The findings of the first stage of an inquiry by Professor Richard McLaren was released last week, examining how bouts were manipulated for money or as political favours.
Commissioned by the current leadership team at the International Boxing Association (AIBA), the report unveiled a vast network of "bout manipulation" involving "compliant and complicit" referees and judges acting under "a culture of fear, intimidation and obedience" created by AIBA.
According to McLaren, Ching-Kuo Wu, then-AIBA president and former executive director Karim Bouzidi, were complicit in allowing the corruption at Rio to happen.
"If people have cheated, they should be penalised, and as quickly as possible," Yoka's lawyer Arnaud Pericard told AFP.
"It's an independent report by AIBA, maybe in a difficult context. Right now there's nothing to take away from it.

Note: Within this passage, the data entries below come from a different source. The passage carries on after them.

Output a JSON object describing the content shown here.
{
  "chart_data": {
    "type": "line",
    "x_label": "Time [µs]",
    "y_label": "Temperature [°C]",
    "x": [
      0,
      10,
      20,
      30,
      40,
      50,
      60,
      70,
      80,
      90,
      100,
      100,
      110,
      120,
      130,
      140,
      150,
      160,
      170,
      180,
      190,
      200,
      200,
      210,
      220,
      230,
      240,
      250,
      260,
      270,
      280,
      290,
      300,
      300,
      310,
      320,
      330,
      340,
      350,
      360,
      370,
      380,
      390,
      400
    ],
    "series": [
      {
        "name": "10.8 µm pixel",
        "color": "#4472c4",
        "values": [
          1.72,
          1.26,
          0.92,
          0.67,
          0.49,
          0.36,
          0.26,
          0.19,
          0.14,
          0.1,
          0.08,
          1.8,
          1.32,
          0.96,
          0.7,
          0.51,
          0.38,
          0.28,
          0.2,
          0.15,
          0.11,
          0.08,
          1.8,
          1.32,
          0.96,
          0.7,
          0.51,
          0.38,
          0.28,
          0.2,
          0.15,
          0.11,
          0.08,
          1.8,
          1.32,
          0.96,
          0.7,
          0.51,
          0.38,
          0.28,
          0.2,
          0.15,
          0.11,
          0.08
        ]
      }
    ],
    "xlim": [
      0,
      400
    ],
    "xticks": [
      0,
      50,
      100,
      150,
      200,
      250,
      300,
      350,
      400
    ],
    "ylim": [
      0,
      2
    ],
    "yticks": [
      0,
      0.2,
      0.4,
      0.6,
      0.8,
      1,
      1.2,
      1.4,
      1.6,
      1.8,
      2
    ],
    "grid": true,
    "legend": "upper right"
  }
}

"It puts the athlete in an uncomfortable situation, and the real victim is the athlete," he added.
On Friday, British boxer Joe Joyce, who lost to Yoka in the super-heavyweight final in Rio, said he should be awarded the gold medal.
The Londoner had to settle for silver five years ago after being on the wrong end of a split decision.
But Dominique Nato, president of the French boxing federation, said: "No one has the right to sully French boxers based on analyses that are as approximate as they are unfounded!
"We take note that in this report the former executive director –- a Frenchman -– of the AIBA (Bouzidi) would have knowingly favoured certain competitors, including French athletes," Nato added.
"We await the proof to support such assertions, which are, for the moment, only hypotheses."
AIBA was suspended and stripped of the right to organise the boxing competition at this year's Tokyo Olympics after an International Olympic Committee (IOC) task force review of the sport's governance, management, refereeing and judging.
The IOC directly oversaw the competition in Tokyo instead.
AIBA has been warned boxing's place at the 2024 Paris Olympics is in jeopardy unless shortcomings identified in the review are addressed.